Myth 4: Call-drops don’t affect bills
Reality: It could be said 41 per cent of consumers end up paying more
Telcos never tire of claiming that call-drops are bad for business—that when a call drops, people mostly don’t make that call a second time; even if they do, they’re billed per second, so where’s the loss? They claim 71 per cent of consumers are on per-second tariff plans.
But TRAI says “only 59 per cent of the total voice usage happened on per-second basis...about 41 per cent of the total voice consumption happens on a per-minute pulse”. This means that for 41 per cent of phone users, when a call drops after even a few seconds, they get billed for the whole minute.

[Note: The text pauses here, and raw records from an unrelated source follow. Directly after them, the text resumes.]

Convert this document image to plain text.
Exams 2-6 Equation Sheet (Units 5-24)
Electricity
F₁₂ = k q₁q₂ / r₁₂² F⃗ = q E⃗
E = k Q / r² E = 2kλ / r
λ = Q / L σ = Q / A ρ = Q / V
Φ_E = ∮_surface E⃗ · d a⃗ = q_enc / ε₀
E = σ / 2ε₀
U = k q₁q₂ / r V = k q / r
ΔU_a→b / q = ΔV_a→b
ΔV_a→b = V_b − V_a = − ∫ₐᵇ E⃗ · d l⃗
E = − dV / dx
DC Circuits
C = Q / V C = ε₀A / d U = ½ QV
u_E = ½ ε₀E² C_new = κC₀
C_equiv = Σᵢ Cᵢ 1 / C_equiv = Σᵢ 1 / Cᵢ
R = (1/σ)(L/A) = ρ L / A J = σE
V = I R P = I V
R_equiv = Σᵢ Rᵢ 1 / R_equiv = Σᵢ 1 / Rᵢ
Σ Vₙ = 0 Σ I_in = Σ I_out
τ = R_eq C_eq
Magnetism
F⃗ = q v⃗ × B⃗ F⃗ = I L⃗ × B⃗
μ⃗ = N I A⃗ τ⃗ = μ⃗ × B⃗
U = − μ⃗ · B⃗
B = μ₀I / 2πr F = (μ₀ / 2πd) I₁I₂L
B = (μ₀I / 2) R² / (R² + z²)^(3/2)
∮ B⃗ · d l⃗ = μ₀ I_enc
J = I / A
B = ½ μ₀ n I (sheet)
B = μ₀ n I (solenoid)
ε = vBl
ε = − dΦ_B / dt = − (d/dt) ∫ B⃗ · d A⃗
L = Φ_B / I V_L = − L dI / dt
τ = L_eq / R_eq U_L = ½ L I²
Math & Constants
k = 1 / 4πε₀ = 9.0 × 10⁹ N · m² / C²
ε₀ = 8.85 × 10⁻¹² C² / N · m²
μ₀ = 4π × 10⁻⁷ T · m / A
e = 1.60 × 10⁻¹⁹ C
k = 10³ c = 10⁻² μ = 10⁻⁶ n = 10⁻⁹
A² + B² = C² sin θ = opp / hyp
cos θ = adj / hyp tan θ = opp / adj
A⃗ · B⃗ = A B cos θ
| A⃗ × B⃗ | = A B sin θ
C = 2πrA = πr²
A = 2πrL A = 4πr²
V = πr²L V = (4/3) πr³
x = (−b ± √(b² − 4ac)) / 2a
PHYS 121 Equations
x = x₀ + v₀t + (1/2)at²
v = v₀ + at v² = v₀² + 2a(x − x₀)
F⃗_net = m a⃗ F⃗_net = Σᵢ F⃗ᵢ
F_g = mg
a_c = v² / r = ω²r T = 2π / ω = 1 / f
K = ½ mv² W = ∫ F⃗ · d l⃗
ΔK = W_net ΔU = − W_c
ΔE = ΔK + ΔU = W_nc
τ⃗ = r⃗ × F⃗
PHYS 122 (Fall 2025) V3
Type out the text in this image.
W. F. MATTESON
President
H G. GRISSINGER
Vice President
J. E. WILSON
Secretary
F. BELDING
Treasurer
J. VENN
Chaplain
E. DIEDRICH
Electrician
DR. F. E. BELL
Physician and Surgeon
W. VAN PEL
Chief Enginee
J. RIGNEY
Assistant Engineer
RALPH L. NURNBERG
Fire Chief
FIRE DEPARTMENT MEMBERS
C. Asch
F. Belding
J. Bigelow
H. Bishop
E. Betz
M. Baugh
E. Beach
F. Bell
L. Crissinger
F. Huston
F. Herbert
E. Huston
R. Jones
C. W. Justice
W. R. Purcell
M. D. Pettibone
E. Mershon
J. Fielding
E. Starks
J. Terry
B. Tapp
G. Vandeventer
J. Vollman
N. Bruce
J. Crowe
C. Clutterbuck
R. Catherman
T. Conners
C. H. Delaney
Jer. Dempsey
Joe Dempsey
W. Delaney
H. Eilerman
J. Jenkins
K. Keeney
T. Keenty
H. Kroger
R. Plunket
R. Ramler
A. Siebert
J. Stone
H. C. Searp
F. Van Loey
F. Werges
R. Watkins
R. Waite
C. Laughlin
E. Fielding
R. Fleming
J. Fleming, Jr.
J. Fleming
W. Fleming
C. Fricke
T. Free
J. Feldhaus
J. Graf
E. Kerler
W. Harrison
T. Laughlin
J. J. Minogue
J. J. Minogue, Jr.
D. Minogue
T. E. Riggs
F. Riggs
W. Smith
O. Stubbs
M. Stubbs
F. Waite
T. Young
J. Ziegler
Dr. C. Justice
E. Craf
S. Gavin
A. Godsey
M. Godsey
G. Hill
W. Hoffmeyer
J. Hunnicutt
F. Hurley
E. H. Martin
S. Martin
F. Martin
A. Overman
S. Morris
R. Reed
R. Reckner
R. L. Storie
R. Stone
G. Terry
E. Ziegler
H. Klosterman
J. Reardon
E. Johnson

These are mostly pre-paid customers. Reluctantly, some operators are allowing per-second billing in pre-paid plans so that they can keep customers.
Myth 5: Operators have invested huge amounts on infrastructure
Reality: Have they managed to catch up with the demand? No.
Since June 2013, 2G traffic has gone up 106 per cent and 3G traffic 252 per cent. Investment in non-spectrum infrastructure, however, rose by less than five per cent (during the last year). Says a TRAI white paper: “Clearly, investment has not kept pace with the usage. Thus, prima facie, it appears that lack of investment in network infrastructure by the wireless access providers may be one of the main reasons for the problem of call-drops.”
In an e-mail mass-circulated to irate customers, Bharti Airtel CEO Gopal Vittal clean forgot to mention the amount spent on augmenting non-spectrum infrastructure. “We have invested heavily behind spectrum. In the last two years, we have invested over Rs 50,000 crore on spectrum to ensure you enjoy a great network experience,” said the e-mail.
Myth 6: Not enough towers
Reality: Are the towers that telcos do have maintained well? No.
Cellphone operators have also been claiming that one of the major cause of call-drops is that there are not enough towers. This, they say, is because building owners and residents’ associations are alarmed about the health hazards of exposure to radio frequencies, the fears compounded by exaggerated reports in the media. Also that, in cities like Delhi, they are involved in legal wrangles with local self-governments, preventing them from setting up more cellphone towers. This is partly true, of course.
But, as the TRAI white paper has pointed out, since June 2013, operators’ investments in non-spectrum infrastructure has been less than five per cent of the total. And towers, which cost Rs 10 lakh-30 lakh each to set up, depending on location and height, constitute a significant component of non-spectrum infrastructure.
There are some 4.25 lakh towers across the country, each of which creates a few cells, or network coverage units, totalling some 18.25 lakh cells countrywide. An inspection report released last week said that of the 34,460 cells found “bad”, only 16,962 had been rectified.
Ravi Shankar Prasad says he is serious about telcos getting their act together, and soon—even if TRAI has to penalise non-performance. “Anyting in the interest of the consumer is a welcome step,” he says. As for the telcos, they had no comments on Outlook’s queries. Outlook also tried to get the PM’s reactions. His phone was out of coverage area.